15. In addition, we set out how our Help and Support for Separated Families initiative is providing a framework for better co-ordination of the services that the voluntary and community sector provides, to make it easier for parents to navigate the available support.

16. Respondents were less concerned about the length of the six-month notice period given to parents as part of the proactive case closure process than they were about what happens to
payments when a case closes on the 1993 or 2003 schemes and the parent applies to the 2012 scheme. Respondents were concerned that, under the clean slate approach proposed by the
consultation document, some non-resident parents who are currently paying through enforced payment methods would opt for Direct Pay in the 2012 scheme and then fail to comply with that
arrangement.

17. We intend to tackle the risk of payment disruption head-on through two significant changes in policy and design. First, we will introduce a positive test of compliance behaviour for non-resident parents on enforced methods of payment or, where there is ongoing enforcement action, as their cases are closed as part of the proactive case closure process. Non-resident parents who fail this test will be subject to the same enforced method of payment on the 2012 scheme as they had been on the 1993 or 2003 scheme.

18. Non-resident parents whose cases are closed reactively, where they are named in a new application, but have an existing CSA case, will only receive 30-days’ notice that their existing
case will close. This means there will be insufficient time to provide for a positive test of compliance behaviour. To address the risk of payment disruption in reactive case closure, i.e.
where the non-resident parent is subject to enforcement action in the CSA currently, we will conduct an unlikely to pay test based on the behaviour of non-resident parents in the 1993 and
2003 schemes.

19. Secondly, we will also be reordering the proactive case closure process so that cases where there is most likely to be a break in payment are moved to the back of case closure order. Leaving these cases unaffected for as long as possible will allow compliance to be firmly established before they are closed. It will also mean that more of these cases will reach their natural end on the legacy schemes without any risk of payment disruption.

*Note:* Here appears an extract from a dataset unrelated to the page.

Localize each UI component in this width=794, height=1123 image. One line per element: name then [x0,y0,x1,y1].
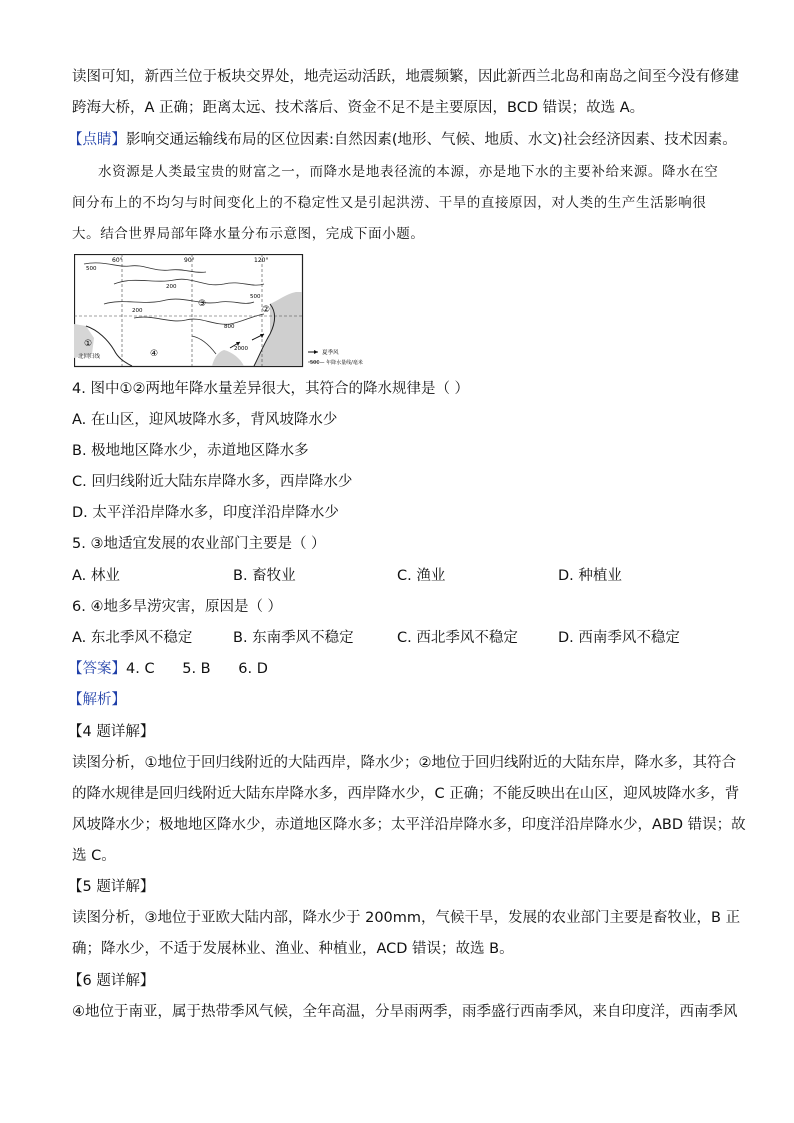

20. By taking these two steps, we will be doing everything practicable to minimise payment disruption.

21. Amended draft Fees and Ending Liability Regulations will be laid before Parliament later this year. The charging of fees and ending liability in existing cases will subsequently commence later in 2014, once we have been able to gather and analyse suitably robust data on the operation of the new scheme to show that it is working well. Once we are assured of the quality of the data, statutory child maintenance scheme statistics will also be made publicly available.